AMD's Fusion Developer Summit last week was surprisingly heavy on swagger-and gambling analogies.
Advanced Micro Devices Inc. displayed a new swagger at last week's AMD Fusion Developer Summit (AFDS) in Bellevue, Wash. Weary of trudging through life as perennial second fiddle to Intel Corp., AMD outlined a bold new direction and displayed flexibility that may not have seemed possible just a few years ago.
AMD is seeking to build an ecosystem around its open HSA to increase the number of developers using its APUs and profligate heterogeneous computing into the mainstream.
"We have bet our company on heterogeneous computing," said Lisa Su, senior vice president and general manager of AMD's global business units. "We believe this from the core of who we are—that this is how we can change the world, that this is the future of computing."
Not to be outdone in the gambling analogy department, Mark Papermaster, AMD's chief technology officer, later told attendees that the company was "doubling down" on its strategy to leverage its IP in flexible and more agile ways to deliver value to customers.
Mark Papermaster, AMD senior vice president and chief technology officer, speaks at the AMD Fusion Developer Summit last week.
AMD has already shipped some 40 million APUs since the first was released in early 2011. Su said 11 of the top 12 OEMs are currently shipping APU-based platform. But heterogeneous computing in its current form is difficult to program. AMD estimates there are perhaps 100,000 developers with the skills and experience required to develop applications for parallel computing, which requires multiple languages and separate versions of a program. These developers are such a rare breed that they are sometimes referred to as "ninjas," said Tom Milloy, senior vice president and chief architect at Adobe Systems Inc., who delivered a keynote address at AFDS.
AMD's goal is to increase the ranks of ninjas—or, more accurately, to decrease the complexity of heterogeneous computing programming to the point where one need not be thought of as something as grandiose as a ninja to do it well.
According to Su, AMD, largely through the HSA Foundation, wants to make APUs as easy to program as mainstream CPUs, thus increasing the size of the pool of developers who can use them. The bottleneck, she said, is that this point mostly in software, something that the HSA Foundation—which thus far also includes Texas Instruments, ARM, MediaTek and Imagination Technology—aims to alleviate. AMD's vision, which began taking shape last year when the company took the bold step of opening up the architecture, is to drive the creation of open source APIs while at the same time enabling AMD and other chip vendors to offer proprietary hardware under the hood. AMD expects HSA member companies to bring to create developer tools, software developer kits, libraries, documentation, and more.
"We want to be very clear on a standards front that we want to drive an open ecosystem," Su said.
I think they're on their way to finding their own niche in the market (and not just based on price). AMD's current A and E series APUs are successful products that accomplish quite a few objectives:
1. Good integrated GPU performance that surpasses Intel's offerings.

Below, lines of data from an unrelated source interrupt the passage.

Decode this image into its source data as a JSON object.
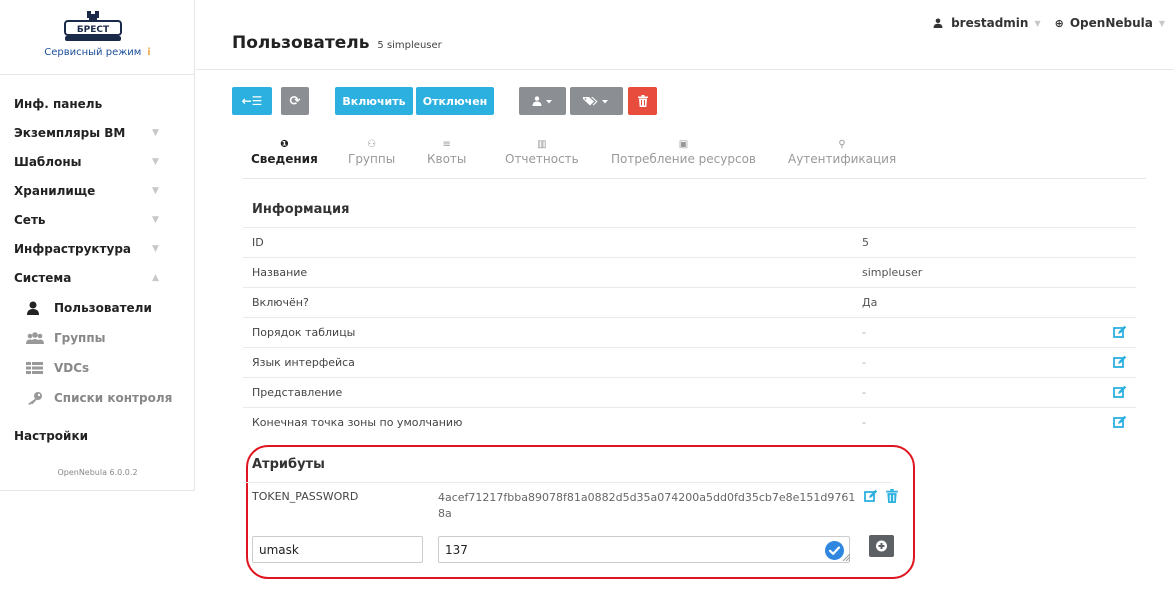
{
  "sidebar": {
    "service_mode": "Сервисный режим",
    "service_mode_icon": "i",
    "nav": [
      {
        "label": "Инф. панель"
      },
      {
        "label": "Экземпляры ВМ"
      },
      {
        "label": "Шаблоны"
      },
      {
        "label": "Хранилище"
      },
      {
        "label": "Сеть"
      },
      {
        "label": "Инфраструктура"
      },
      {
        "label": "Система"
      }
    ],
    "system_sub": [
      {
        "label": "Пользователи"
      },
      {
        "label": "Группы"
      },
      {
        "label": "VDCs"
      },
      {
        "label": "Списки контроля"
      }
    ],
    "settings": "Настройки",
    "version": "OpenNebula 6.0.0.2"
  },
  "header": {
    "title": "Пользователь",
    "subtitle": "5 simpleuser",
    "user": "brestadmin",
    "zone": "OpenNebula"
  },
  "toolbar": {
    "back_glyph": "←☰",
    "refresh_glyph": "⟳",
    "enable": "Включить",
    "disable": "Отключен"
  },
  "tabs": [
    {
      "label": "Сведения",
      "icon": "❶"
    },
    {
      "label": "Группы",
      "icon": "⚇"
    },
    {
      "label": "Квоты",
      "icon": "≡"
    },
    {
      "label": "Отчетность",
      "icon": "▥"
    },
    {
      "label": "Потребление ресурсов",
      "icon": "▣"
    },
    {
      "label": "Аутентификация",
      "icon": "⚲"
    }
  ],
  "info": {
    "title": "Информация",
    "rows": [
      {
        "key": "ID",
        "value": "5"
      },
      {
        "key": "Название",
        "value": "simpleuser"
      },
      {
        "key": "Включён?",
        "value": "Да"
      },
      {
        "key": "Порядок таблицы",
        "value": "-"
      },
      {
        "key": "Язык интерфейса",
        "value": "-"
      },
      {
        "key": "Представление",
        "value": "-"
      },
      {
        "key": "Конечная точка зоны по умолчанию",
        "value": "-"
      }
    ]
  },
  "attributes": {
    "title": "Атрибуты",
    "rows": [
      {
        "key": "TOKEN_PASSWORD",
        "value": "4acef71217fbba89078f81a0882d5d35a074200a5dd0fd35cb7e8e151d97618a"
      }
    ],
    "new_key": "umask",
    "new_value": "137"
  },
  "colors": {
    "accent": "#2bb0e0",
    "gray_button": "#8b8e93",
    "danger": "#e74c3c",
    "highlight_ring": "#e0141e"
  }
}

AMD is right about CPU performance: beyond a certain point, you just don't need anymore. The value is in the graphics and gaming capability.
2. Competitive power consumption. This is the first time AMD has been competitive in this area.
That being said, Intel has taken note and is planning a counterattack. Their next generation CPU, Haswell, will have potentially 2.5x the performance of current Ivy Bridge processors. They might actually exceed AMD on pure GPU performance.
Given this reality, I think AMD's new focus on software through HSA is really the only logical next step. While Intel is busy brute forcing CPU, GPU performance and process nodes, AMD is executing its (shared) long-term vision for system architecture. And I do believe this will pay off for them. I am looking forward to Kaveri, the first APU to have a unified memory and a gpu with the GCN arcitecture.
I have always preferred AMD's processors and graphics for price performance in desktops for software that needs an x86 and Windows (normally used Mac or Linux). However, after a stint on Alchemy Semi Au1000 families, when AMD took that over, it withered away and almost died. MIPS vs ARM is a story of greed for licensing, otherwise why would an architecture that was 64-bit and multi-core long ago fail so badly. ARM gets a lot of hype, and I have programmed plenty of them, but AMD has the lost ground of Alchemy to recover before banking on ARM converts. Tell developers how the graphics work so we can use them without NDAs like Imagination or NVIDIA. Bare-metal is not Linux, so a binary and an API is useless. Proper data sheets are required.